Tip: If you're rebuilding for the same target and toolchain, you can keep using the same CMake script, so you won't have to use the configure command again for each build. If you change any of mbed_lib.json, mbed_app.json, targets.json, your target or your toolchain, run the configure command again to generate a new CMake script.

  1. Check your board's build target name.

    Connect your board over USB and run the detect command:

    mbed-tools detect
    Board name    Serial number             Serial port             Mount point(s)    Build target(s)
    ------------  ------------------------  ----------------------  ----------------  -----------------
    FRDM-K64F     024002017BD34E0F862DB3B7  /dev/tty.usbmodem14402  /Volumes/MBED     K64F
  2. To prepare the Mbed configuration information for use with a specific target and toolchain, navigate to the project's root folder and run:

    mbed-tools configure -m <target> -t <toolchain>

    Example for FRDM-K64F and GCC:

    mbed-tools configure -m K64F -t GCC_ARM
    mbed_config.cmake has been generated and written to '/Users/UserName/Development/Blinky/cmake_build/K64F/develop/GCC_ARM/mbed_config.cmake'

Build the project

Use CMake to build your application:

  1. Navigate to the project's root folder.

  2. Set the build parameters:

    cmake -S . -B cmake_build -GNinja -DCMAKE_BUILD_TYPE=<profile>
    • -S <path-to-source>: Path to the root directory of the CMake project. We use . to indicate we're building from the current directory.
    • -B <path-to-build>: Path to the build output directory. If the directory doesn't already exist, CMake will create it. We use cmake_build as the output directory name; you can use a different name.
    • -GNinja: To use the Ninja tool.
    • -DCMAKE_BUILD_TYPE: Build type. The value (profile) can be release, debug or develop, as explained in program setup.
  3. Build:

    cmake --build cmake_build

    This generates two files in the build output directory (cmake_build in this example): HEX and BIN.

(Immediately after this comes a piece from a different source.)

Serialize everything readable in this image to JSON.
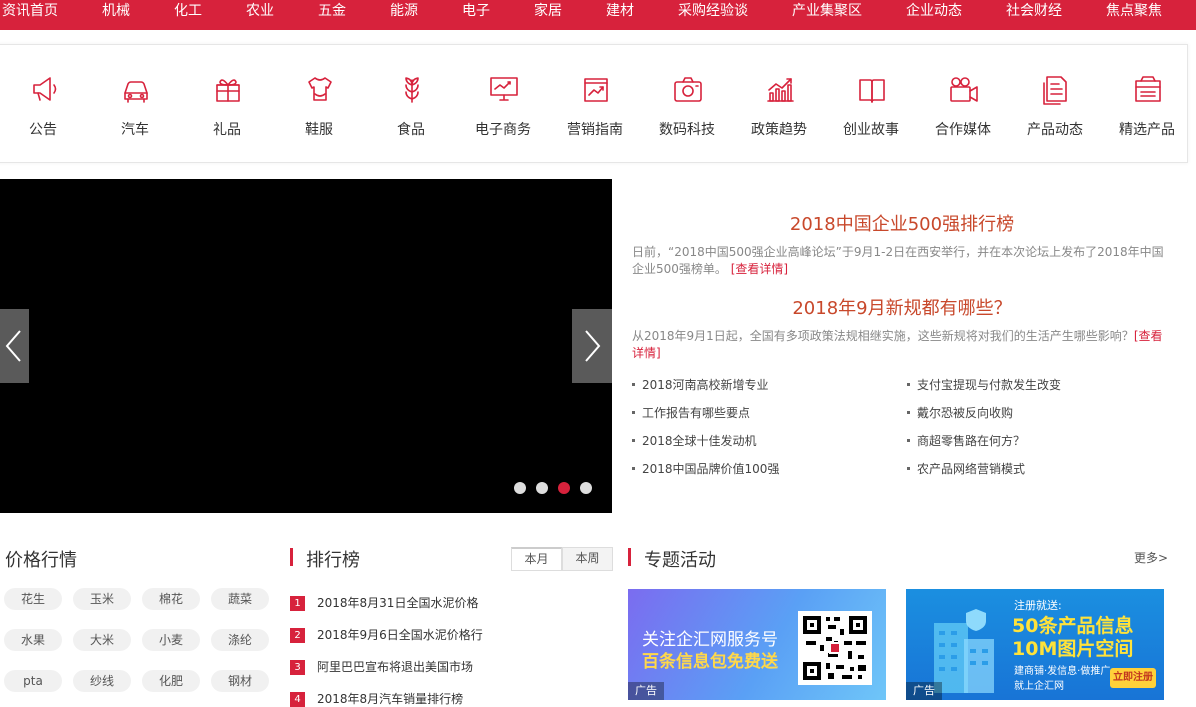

    Which format you flash to your device depends on your requirements. For example, use the BIN file if you want to completely replace the contents of the flash device. If you want to retain some of the flash devices contents, you'll need to flash to an address other than the flash's starting address, so you'll need to use the HEX file (which contains the starting address). Note that we assume your board is running DAPLink for flash programming. If you are using another tool, please check your tool's documentation for file type support.

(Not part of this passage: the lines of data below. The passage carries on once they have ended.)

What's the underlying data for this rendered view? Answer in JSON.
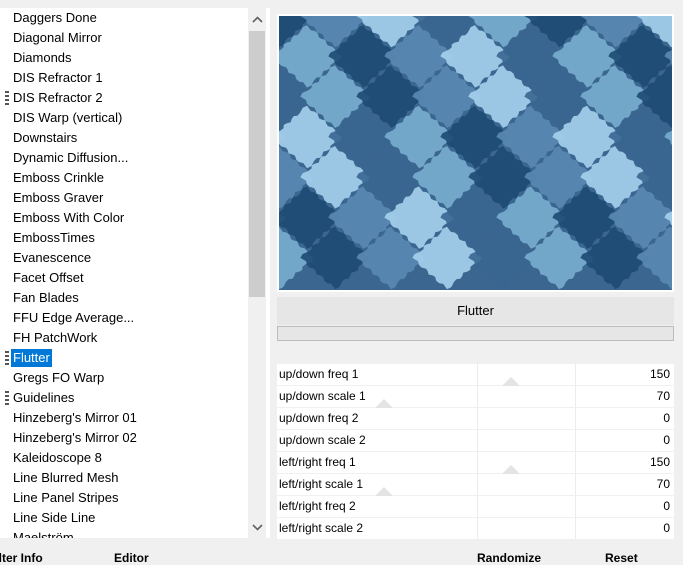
{
  "filter_list": {
    "items": [
      {
        "label": "Daggers Done",
        "grip": false,
        "selected": false
      },
      {
        "label": "Diagonal Mirror",
        "grip": false,
        "selected": false
      },
      {
        "label": "Diamonds",
        "grip": false,
        "selected": false
      },
      {
        "label": "DIS Refractor 1",
        "grip": false,
        "selected": false
      },
      {
        "label": "DIS Refractor 2",
        "grip": true,
        "selected": false
      },
      {
        "label": "DIS Warp (vertical)",
        "grip": false,
        "selected": false
      },
      {
        "label": "Downstairs",
        "grip": false,
        "selected": false
      },
      {
        "label": "Dynamic Diffusion...",
        "grip": false,
        "selected": false
      },
      {
        "label": "Emboss Crinkle",
        "grip": false,
        "selected": false
      },
      {
        "label": "Emboss Graver",
        "grip": false,
        "selected": false
      },
      {
        "label": "Emboss With Color",
        "grip": false,
        "selected": false
      },
      {
        "label": "EmbossTimes",
        "grip": false,
        "selected": false
      },
      {
        "label": "Evanescence",
        "grip": false,
        "selected": false
      },
      {
        "label": "Facet Offset",
        "grip": false,
        "selected": false
      },
      {
        "label": "Fan Blades",
        "grip": false,
        "selected": false
      },
      {
        "label": "FFU Edge Average...",
        "grip": false,
        "selected": false
      },
      {
        "label": "FH PatchWork",
        "grip": false,
        "selected": false
      },
      {
        "label": "Flutter",
        "grip": true,
        "selected": true
      },
      {
        "label": "Gregs FO Warp",
        "grip": false,
        "selected": false
      },
      {
        "label": "Guidelines",
        "grip": true,
        "selected": false
      },
      {
        "label": "Hinzeberg's Mirror 01",
        "grip": false,
        "selected": false
      },
      {
        "label": "Hinzeberg's Mirror 02",
        "grip": false,
        "selected": false
      },
      {
        "label": "Kaleidoscope 8",
        "grip": false,
        "selected": false
      },
      {
        "label": "Line Blurred Mesh",
        "grip": false,
        "selected": false
      },
      {
        "label": "Line Panel Stripes",
        "grip": false,
        "selected": false
      },
      {
        "label": "Line Side Line",
        "grip": false,
        "selected": false
      },
      {
        "label": "Maelström",
        "grip": false,
        "selected": false
      }
    ],
    "scroll_up_icon": "chevron-up-icon",
    "scroll_down_icon": "chevron-down-icon"
  },
  "bottom_tabs": {
    "filter_info": "Filter Info",
    "editor": "Editor"
  },
  "preview": {
    "colors": [
      "#1e4a72",
      "#3a6690",
      "#5a8ab2",
      "#7aaed0",
      "#a6d2ee"
    ]
  },
  "filter_name": "Flutter",
  "params": [
    {
      "label": "up/down freq 1",
      "value": "150",
      "level": 0.59
    },
    {
      "label": "up/down scale 1",
      "value": "70",
      "level": 0.27
    },
    {
      "label": "up/down freq 2",
      "value": "0",
      "level": 0.0
    },
    {
      "label": "up/down scale 2",
      "value": "0",
      "level": 0.0
    },
    {
      "label": "left/right freq 1",
      "value": "150",
      "level": 0.59
    },
    {
      "label": "left/right scale 1",
      "value": "70",
      "level": 0.27
    },
    {
      "label": "left/right freq 2",
      "value": "0",
      "level": 0.0
    },
    {
      "label": "left/right scale 2",
      "value": "0",
      "level": 0.0
    }
  ],
  "buttons": {
    "randomize": "Randomize",
    "reset": "Reset"
  }
}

  4. Drag and drop the generated file to your board.

Configure and build in a single step

You can use a single command to configure (set up your target and toolchain) and build the project at once:

mbed-tools compile -m <target> -t <toolchain>
  • -t: The toolchain you are using to build your project.
  • -m: A build target for an Mbed-enabled device.

Example for FRDM-K64F and GCC:

mbed-tools compile -m K64F -t GCC_ARM

Building for multiple targets

You can build an Mbed project for multiple targets, with different profiles and toolchains, without affecting other builds. The compile subcommand will create and build into a different subdirectory for each combination:


Iterative builds on configured projects

If you have already made a build for the Mbed target and toolchain that you're using, compile will perform an iterative build.

To force a rebuild of the project for a target and toolchain, include the --clean argument:

mbed-tools compile -m <target> -t <toolchain> --clean

Flashing the built program

You can flash the built program to the connected target by adding the -f/--flash argument to the compile command:

mbed-tools compile -m <target> -t <toolchain> -f

Opening a serial terminal

You can open a serial terminal to the connected target by adding the --sterm argument to the compile command:

mbed-tools compile -m K64F -t GCC_ARM --sterm --baudrate 9600

When the terminal is running you can enter CTRL+H to show the help menu.


To specify the log level, use the verbose logging option (-v) before the first argument:

  • If you don't use -v, the log will show only errors.
  • -v: Warning and errors.
  • -vv: Information, warning and errors.
  • -vvv: Debug, information, warning and errors.